At least 20 people were reported killed overnight in retaliatory violence erupted in Sudan's shaken capital against southern Sudanese in Khartoum, armed men roamed the streets despite a curfew.
The morning was quiet. But with the midday heat, mobs of northern Sudanese young people lashed out against southern Sudanese in retaliation for their rioting against northern businesses and property Monday. At least 49 people died in the violence that started Monday, according to a U.N. official, The Associated Press reported, though the number was not officially confirmed.
Southern Sudanese looted and burned cars and fired guns in the air Monday, accusing the government of a plot to kill their leader.
The clashes echoed the same ethnic and religious tensions between Sudan's Muslim north and the largely Christian and animist south that fueled the country's 21-year civil war.
Plumes of smoke rising from burning cars and the government helicopters sent to fly over tense shantytown neighborhoods were signs of the country's renewed fragility, Washington Post reports.
"Things are bad here. Arab gangs are going to neighborhoods and attacking people with swords and sticks. This is a retaliation from yesterday's riots," said Alfred Taban, publisher of the Khartoum Monitor, Sudan's only independent English-language newspaper.
Garang was killed in a helicopter crash blamed on inclement weather a few miles from his base, New Site village, in southern Sudan. He was returning from an official visit to Ugandan President Yoweri Museveni at his ranch.
Garang's successor, Salva Kiir Mayardit, who is expected to become the new government's vice president, made his first public appearance as the south's new leader.

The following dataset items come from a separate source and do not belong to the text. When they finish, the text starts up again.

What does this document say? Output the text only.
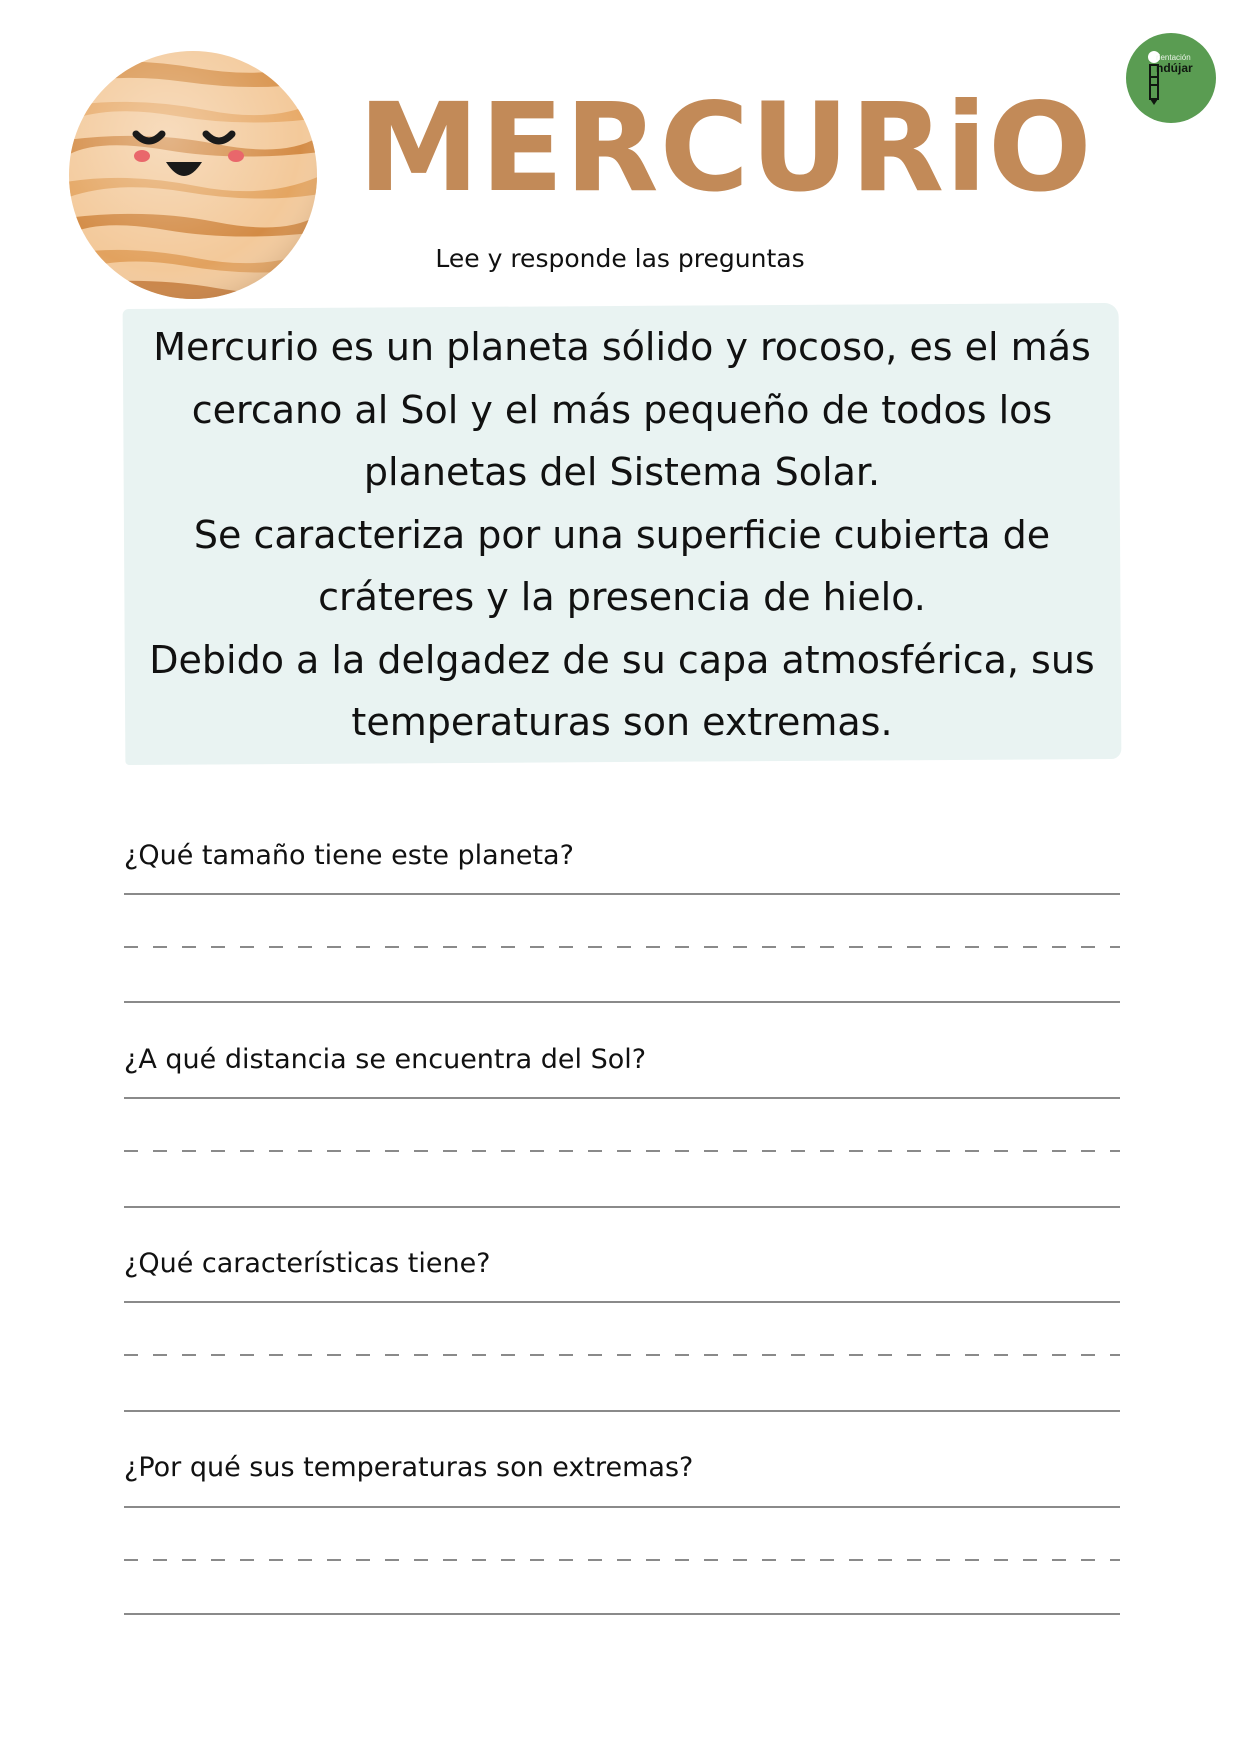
MERCURiO
rientación
ndújar
Lee y responde las preguntas
Mercurio es un planeta sólido y rocoso, es el más
cercano al Sol y el más pequeño de todos los
planetas del Sistema Solar.
Se caracteriza por una superficie cubierta de
cráteres y la presencia de hielo.
Debido a la delgadez de su capa atmosférica, sus
temperaturas son extremas.
¿Qué tamaño tiene este planeta?
¿A qué distancia se encuentra del Sol?
¿Qué características tiene?
¿Por qué sus temperaturas son extremas?
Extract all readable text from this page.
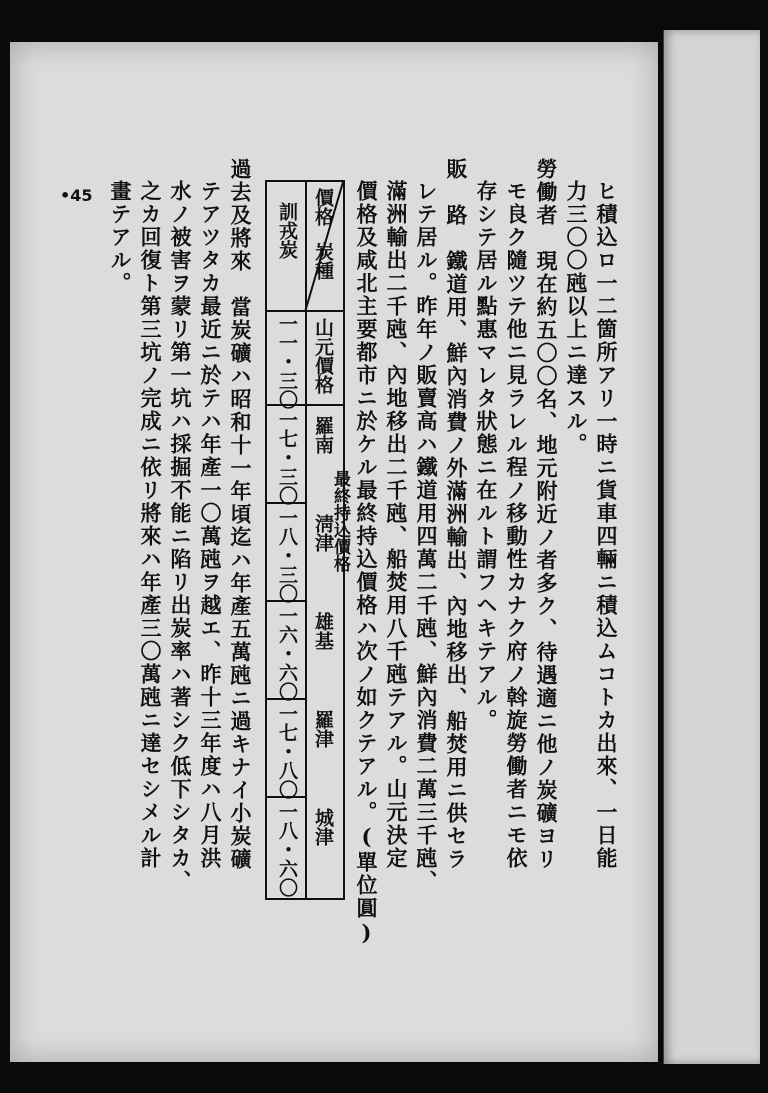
•45	ヒ積込ロ一二箇所アリ一時ニ貨車四輛ニ積込ムコトカ出來、一日能
力三〇〇瓲以上ニ達スル。
勞働者　現在約五〇〇名、地元附近ノ者多ク、待遇適ニ他ノ炭礦ヨリ
モ良ク隨ツテ他ニ見ラレル程ノ移動性カナク府ノ斡旋勞働者ニモ依
存シテ居ル點惠マレタ狀態ニ在ルト謂フヘキテアル。
販　路　鐵道用、鮮內消費ノ外滿洲輸出、內地移出、船焚用ニ供セラ
レテ居ル。昨年ノ販賣高ハ鐵道用四萬二千瓲、鮮內消費二萬三千瓲、
滿洲輸出二千瓲、內地移出二千瓲、船焚用八千瓲テアル。山元決定
價格及咸北主要都市ニ於ケル最終持込價格ハ次ノ如クテアル。(單位圓)
價格
炭種
訓戎炭
山元價格
羅南
淸津
雄基
羅津
城津
一一・三〇
一七・三〇
一八・三〇
一六・六〇
一七・八〇
一八・六〇
最終持込價格
過去及將來　當炭礦ハ昭和十一年頃迄ハ年產五萬瓲ニ過キナイ小炭礦
テアツタカ最近ニ於テハ年產一〇萬瓲ヲ越エ、昨十三年度ハ八月洪
水ノ被害ヲ蒙リ第一坑ハ採掘不能ニ陷リ出炭率ハ著シク低下シタカ、
之カ回復ト第三坑ノ完成ニ依リ將來ハ年產三〇萬瓲ニ達セシメル計
畫テアル。
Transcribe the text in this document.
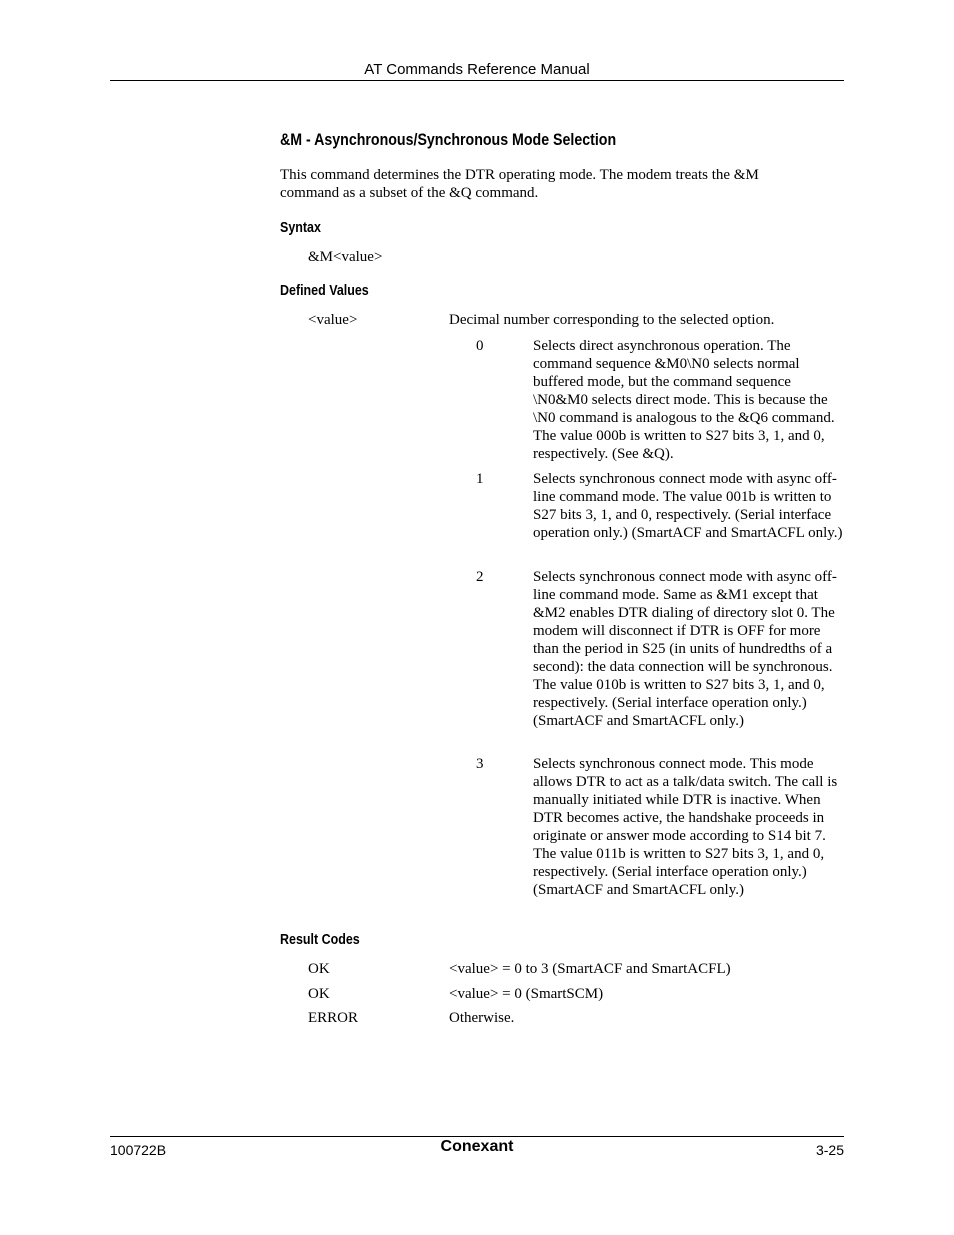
AT Commands Reference Manual
&M - Asynchronous/Synchronous Mode Selection
This command determines the DTR operating mode. The modem treats the &M command as a subset of the &Q command.
Syntax
&M<value>
Defined Values
<value>	Decimal number corresponding to the selected option.
0	Selects direct asynchronous operation. The command sequence &M0\N0 selects normal buffered mode, but the command sequence \N0&M0 selects direct mode. This is because the \N0 command is analogous to the &Q6 command. The value 000b is written to S27 bits 3, 1, and 0, respectively. (See &Q).
1	Selects synchronous connect mode with async off-line command mode. The value 001b is written to S27 bits 3, 1, and 0, respectively. (Serial interface operation only.) (SmartACF and SmartACFL only.)
2	Selects synchronous connect mode with async off-line command mode. Same as &M1 except that &M2 enables DTR dialing of directory slot 0. The modem will disconnect if DTR is OFF for more than the period in S25 (in units of hundredths of a second): the data connection will be synchronous. The value 010b is written to S27 bits 3, 1, and 0, respectively. (Serial interface operation only.) (SmartACF and SmartACFL only.)
3	Selects synchronous connect mode. This mode allows DTR to act as a talk/data switch. The call is manually initiated while DTR is inactive. When DTR becomes active, the handshake proceeds in originate or answer mode according to S14 bit 7. The value 011b is written to S27 bits 3, 1, and 0, respectively. (Serial interface operation only.) (SmartACF and SmartACFL only.)
Result Codes
OK	<value> = 0 to 3 (SmartACF and SmartACFL)
OK	<value> = 0 (SmartSCM)
ERROR	Otherwise.
100722B	Conexant	3-25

He went on radio and television to say the country needed to chart a path forward and he repeated that no foul play was involved in Garang's death. It was one of the first tests of the leadership of Kiir, who has little political experience but is outspoken and popular among the troops he commands.
Garang was an autocratic leader, which some analysts say was an asset for a rebel movement prone to splits along ethnic lines.